L’altro giorno mi ha detto che gli “faceva schifo” vedermi in pigiama rattoppato e con i capelli sporchi. Che almeno in casa dovrei “rinfrescarmi il viso”. Una maschera, un po’ di mascara, il lucidalabbra — niente di complicato, no? Lui soffre, a quanto pare, a vivere con una donna che non si cura più.

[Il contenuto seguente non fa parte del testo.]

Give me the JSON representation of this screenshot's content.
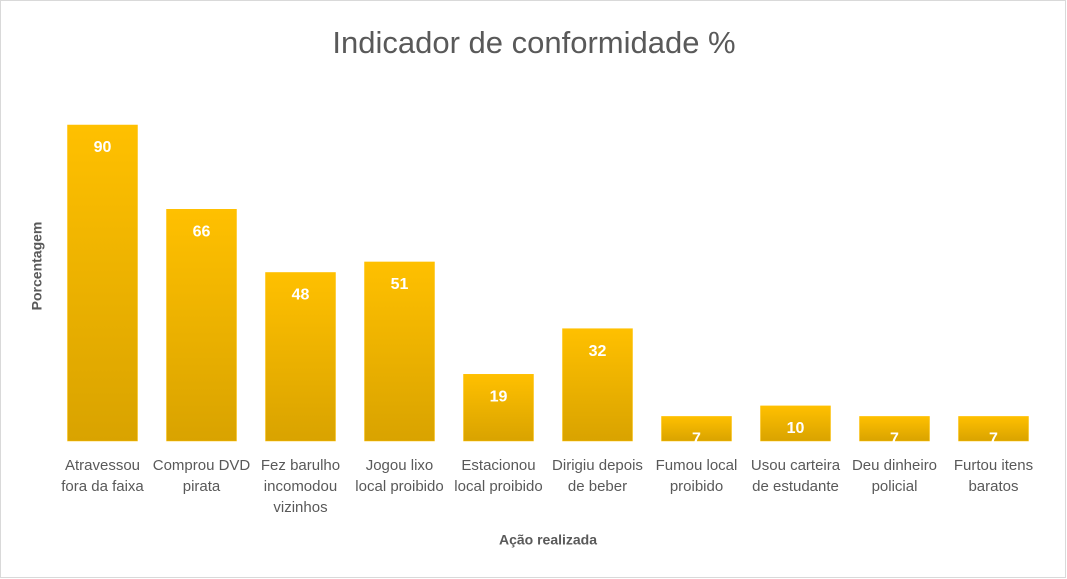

Sono state coltellate. No, non sto esagerando. È stato esattamente così. Come se mi avesse strappato il cuore e lo avesse schiacciato per terra. Non sono un robot. Mi ferisce. Fa male. Anche io vorrei dormire. Anche io vorrei farmi una doccia. Anche io vorrei mezz’ora di silenzio. Ma nessuno lo vede. Tutti vedono solo: non ha il trucco. Eh già. Un’orrenda.

Se n’è andato nell’altra camera. In modo plateale. Come per dire: «Torna quando sarai di nuovo una persona». Intanto, tu sei solo un’ombra stanca.

Mia madre è stata dura: «Non c’è amore. Punto. Chiedi il divorzio». Non posso. Lo amo ancora. Nonostante tutto. Non voglio distruggere la nostra famiglia. Non voglio che mio figlio cresca senza padre. Ma sempre più spesso mi ritrovo a pensare che forse mia madre ha ragione. Che se davvero mi amasse, non guarderebbe, ma vedrebbe. Non criticherebbe, ma aiuterebbe. Non si girerebbe dall’altra parte, ma mi abbraccerebbe. E forse, allora, mi sentirei di nuovo una donna.

Cosa fare? Non lo so. Intanto vivo. Giorno dopo giorno. Da una notte insonne al pianto del mattino. Dai gridi del bambino allo sguardo accusatorio di mio marito. E solo in rari momenti, quando il piccolo si addormenta, mi siedo al buio e mi ricordo di com’ero. Bella. Sorridente. Leggera. Sicura di me.

E mi chiedo: tornerà mai quella donna?